Ostatnio trafił się nam wieczór z angielskimi filmami komediowymi. Wszyscy wiedzą, że Angole mają dość specyficzne poczucie humoru, ale to sprawia, że nigdy nie wiadomo, czego można się spodziewać. I tak też był tym razem. Dzięki dwóm filmom, mogliśmy przeżyć dość niezwykłą przygodę z jednej strony były to podróże w czasie, z drugiej zaś piwna eskapada z inwazją obcych w tle.

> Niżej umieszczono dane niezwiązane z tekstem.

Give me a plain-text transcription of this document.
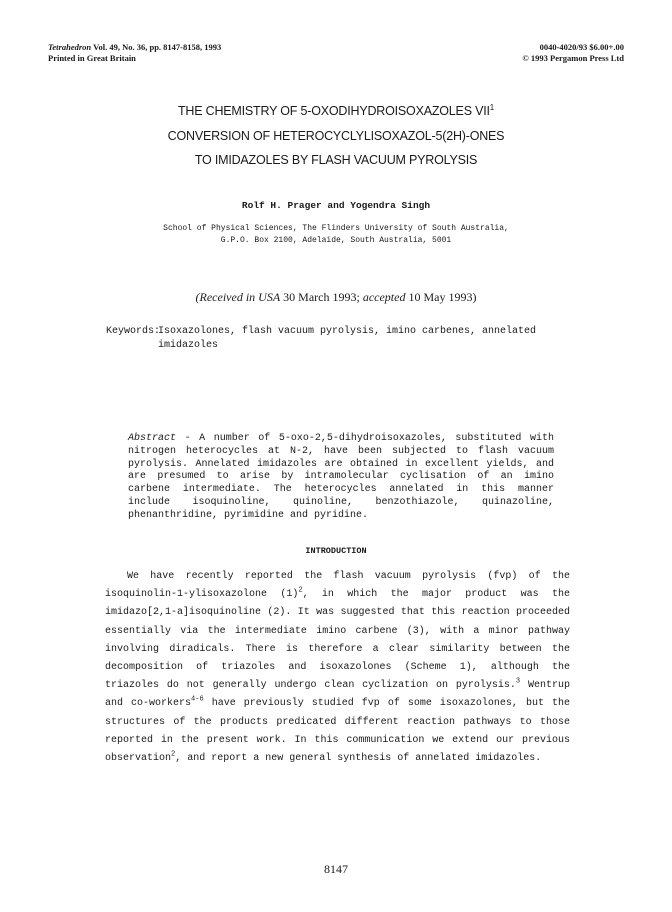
Tetrahedron Vol. 49, No. 36, pp. 8147-8158, 1993
Printed in Great Britain
0040-4020/93 $6.00+.00
© 1993 Pergamon Press Ltd
THE CHEMISTRY OF 5-OXODIHYDROISOXAZOLES VII$^1$
CONVERSION OF HETEROCYCLYLISOXAZOL-5(2H)-ONES
TO IMIDAZOLES BY FLASH VACUUM PYROLYSIS
Rolf H. Prager and Yogendra Singh
School of Physical Sciences, The Flinders University of South Australia,
G.P.O. Box 2100, Adelaide, South Australia, 5001
(Received in USA 30 March 1993; accepted 10 May 1993)
Keywords:
Isoxazolones, flash vacuum pyrolysis, imino carbenes, annelated imidazoles
Abstract - A number of 5-oxo-2,5-dihydroisoxazoles, substituted with nitrogen heterocycles at N-2, have been subjected to flash vacuum pyrolysis. Annelated imidazoles are obtained in excellent yields, and are presumed to arise by intramolecular cyclisation of an imino carbene intermediate. The heterocycles annelated in this manner include isoquinoline, quinoline, benzothiazole, quinazoline, phenanthridine, pyrimidine and pyridine.
INTRODUCTION

We have recently reported the flash vacuum pyrolysis (fvp) of the isoquinolin-1-ylisoxazolone $(1)^2$, in which the major product was the imidazo[2,1-a]isoquinoline (2). It was suggested that this reaction proceeded essentially via the intermediate imino carbene (3), with a minor pathway involving diradicals. There is therefore a clear similarity between the decomposition of triazoles and isoxazolones (Scheme 1), although the triazoles do not generally undergo clean cyclization on pyrolysis.$^3$ Wentrup and co-workers$^{4-6}$ have previously studied fvp of some isoxazolones, but the structures of the products predicated different reaction pathways to those reported in the present work. In this communication we extend our previous observation$^2$, and report a new general synthesis of annelated imidazoles.

8147
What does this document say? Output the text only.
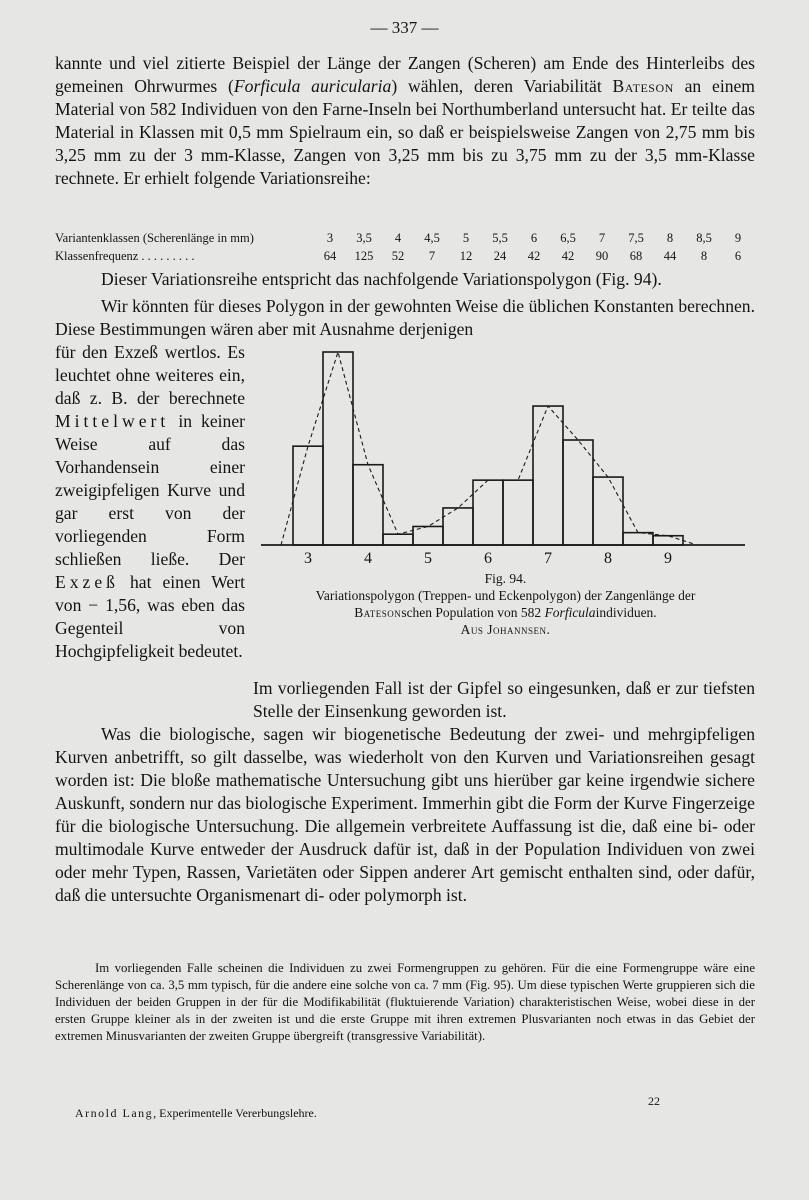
— 337 —
kannte und viel zitierte Beispiel der Länge der Zangen (Scheren) am Ende des Hinterleibs des gemeinen Ohrwurmes (Forficula auricularia) wählen, deren Variabilität Bateson an einem Material von 582 Individuen von den Farne-Inseln bei Northumberland untersucht hat. Er teilte das Material in Klassen mit 0,5 mm Spielraum ein, so daß er beispielsweise Zangen von 2,75 mm bis 3,25 mm zu der 3 mm-Klasse, Zangen von 3,25 mm bis zu 3,75 mm zu der 3,5 mm-Klasse rechnete. Er erhielt folgende Variationsreihe:
Variantenklassen (Scherenlänge in mm)	3	3,5	4	4,5	5	5,5	6	6,5	7	7,5	8	8,5	9
Klassenfrequenz . . . . . . . . .	64	125	52	7	12	24	42	42	90	68	44	8	6
Dieser Variationsreihe entspricht das nachfolgende Variationspolygon (Fig. 94).
Wir könnten für dieses Polygon in der gewohnten Weise die üblichen Konstanten berechnen. Diese Bestimmungen wären aber mit Ausnahme derjenigen
für den Exzeß wertlos. Es leuchtet ohne weiteres ein, daß z. B. der berechnete Mittelwert in keiner Weise auf das Vorhandensein einer zweigipfeligen Kurve und gar erst von der vorliegenden Form schließen ließe. Der Exzeß hat einen Wert von − 1,56, was eben das Gegenteil von Hochgipfeligkeit bedeutet.
3	4	5	6	7	8	9
Fig. 94.
Variationspolygon (Treppen- und Eckenpolygon) der Zangenlänge der
Batesonschen Population von 582 Forficulaindividuen.
Aus Johannsen.
Im vorliegenden Fall ist der Gipfel so eingesunken, daß er zur tiefsten Stelle der Einsenkung geworden ist.
Was die biologische, sagen wir biogenetische Bedeutung der zwei- und mehrgipfeligen Kurven anbetrifft, so gilt dasselbe, was wiederholt von den Kurven und Variationsreihen gesagt worden ist: Die bloße mathematische Untersuchung gibt uns hierüber gar keine irgendwie sichere Auskunft, sondern nur das biologische Experiment. Immerhin gibt die Form der Kurve Fingerzeige für die biologische Untersuchung. Die allgemein verbreitete Auffassung ist die, daß eine bi- oder multimodale Kurve entweder der Ausdruck dafür ist, daß in der Population Individuen von zwei oder mehr Typen, Rassen, Varietäten oder Sippen anderer Art gemischt enthalten sind, oder dafür, daß die untersuchte Organismenart di- oder polymorph ist.
Im vorliegenden Falle scheinen die Individuen zu zwei Formengruppen zu gehören. Für die eine Formengruppe wäre eine Scherenlänge von ca. 3,5 mm typisch, für die andere eine solche von ca. 7 mm (Fig. 95). Um diese typischen Werte gruppieren sich die Individuen der beiden Gruppen in der für die Modifikabilität (fluktuierende Variation) charakteristischen Weise, wobei diese in der ersten Gruppe kleiner als in der zweiten ist und die erste Gruppe mit ihren extremen Plusvarianten noch etwas in das Gebiet der extremen Minusvarianten der zweiten Gruppe übergreift (transgressive Variabilität).
22
Arnold Lang, Experimentelle Vererbungslehre.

„Podróże w czasie: najczęściej zadawane pytania”, trzech wyrzutków (nerdów), którzy przypadkiem odkryli tajemnicę podróży w czasie. Podczas wieczoru spędzonego w pubie odkrywają czasoprzestrzenną anomalię, która mieści się w toalecie, więc za każdym razem, kiedy tam wejdą przechodzą przez szczelinę w czasie lądując w bliższej, bądź dalszej przyszłości. Zresztą, każdy, komu zdarzy się korzystać z publicznie dostępnych toalet z pewnością odnosi wrażenie, jakby odbył podróż na zupełnie inna planetą, więc nie dziwi mnie pomysł scenarzysty, by właśnie tam umieścić bramkę w czasie. I jeszcze jedna rzecz, choć dość dyskusyjna, która w tym filmie mi się spodobała, to koncepcja zabijania twórców zaraz po stworzeniu przez nich najwybitniejszego dzieła i w ten sposób unieśmiertelnianiu ich. „Podróże w czasie: najczęściej zadawane pytania” może nie jest filmem wybitnym, to właściwie parodia gatunku (SF), ale przy tym bardzo dobra i całkiem niegłupia rozrywka.
Drugą angolską komedią tego wieczoru był film „Tu już jest koniec” (The World’s End). Za scenariusz filmu odpowiedzialny był jeden z lepszy brytyjskich komików Simon Pegg, który wciela się także w jedną z głównych ról, szalonego Gary Kinga. Wydawać by się mogło, że będzie to dość prosta i schematyczna opowieść. Gary King, który nigdy nie przestał być nastolatkiem, postanawia zwołać swoich kumpli z liceum, aby dokończyć piwny maraton , który rozpoczęli dwadzieścia lat wcześniej. Nie łatwo będzie ściągnąć dawnych przyjaciół, którzy dojrzeli, pozakładali garnitury i własne rodziny i w zupełnie inny sposób patrzą na życie niż przez dwiema dekadami. W końcu jednak prośbą, groźbą i podstępem, uda mu się ich zwabić do rodzinnego miasteczka. I cała piątka ruszy na podbój miejscowych pubów, ale i tym razem coś stanie im na przeszkodzie. Miasto i ludzie, których kiedyś znali są jacyś inni, jakby obcy… Nie będę dalej opowiadał filmu, bo naprawdę warto obejrzeć do. Dziełko to, ma też swoje przesłanie, może i naiwne, ale jednak zawsze bardzo aktualne.
Muszę przyznać, że dzięki tym filmom spędziliśmy całkiem przyjemny wieczór. Fajnie oderwać się od dość schematycznej kinematografii rodem z Hollywood. Miło być zaskakiwanym, a do tego była to spora dawka angielskiego poczucia humoru, które mi osobiście bardzo odpowiada.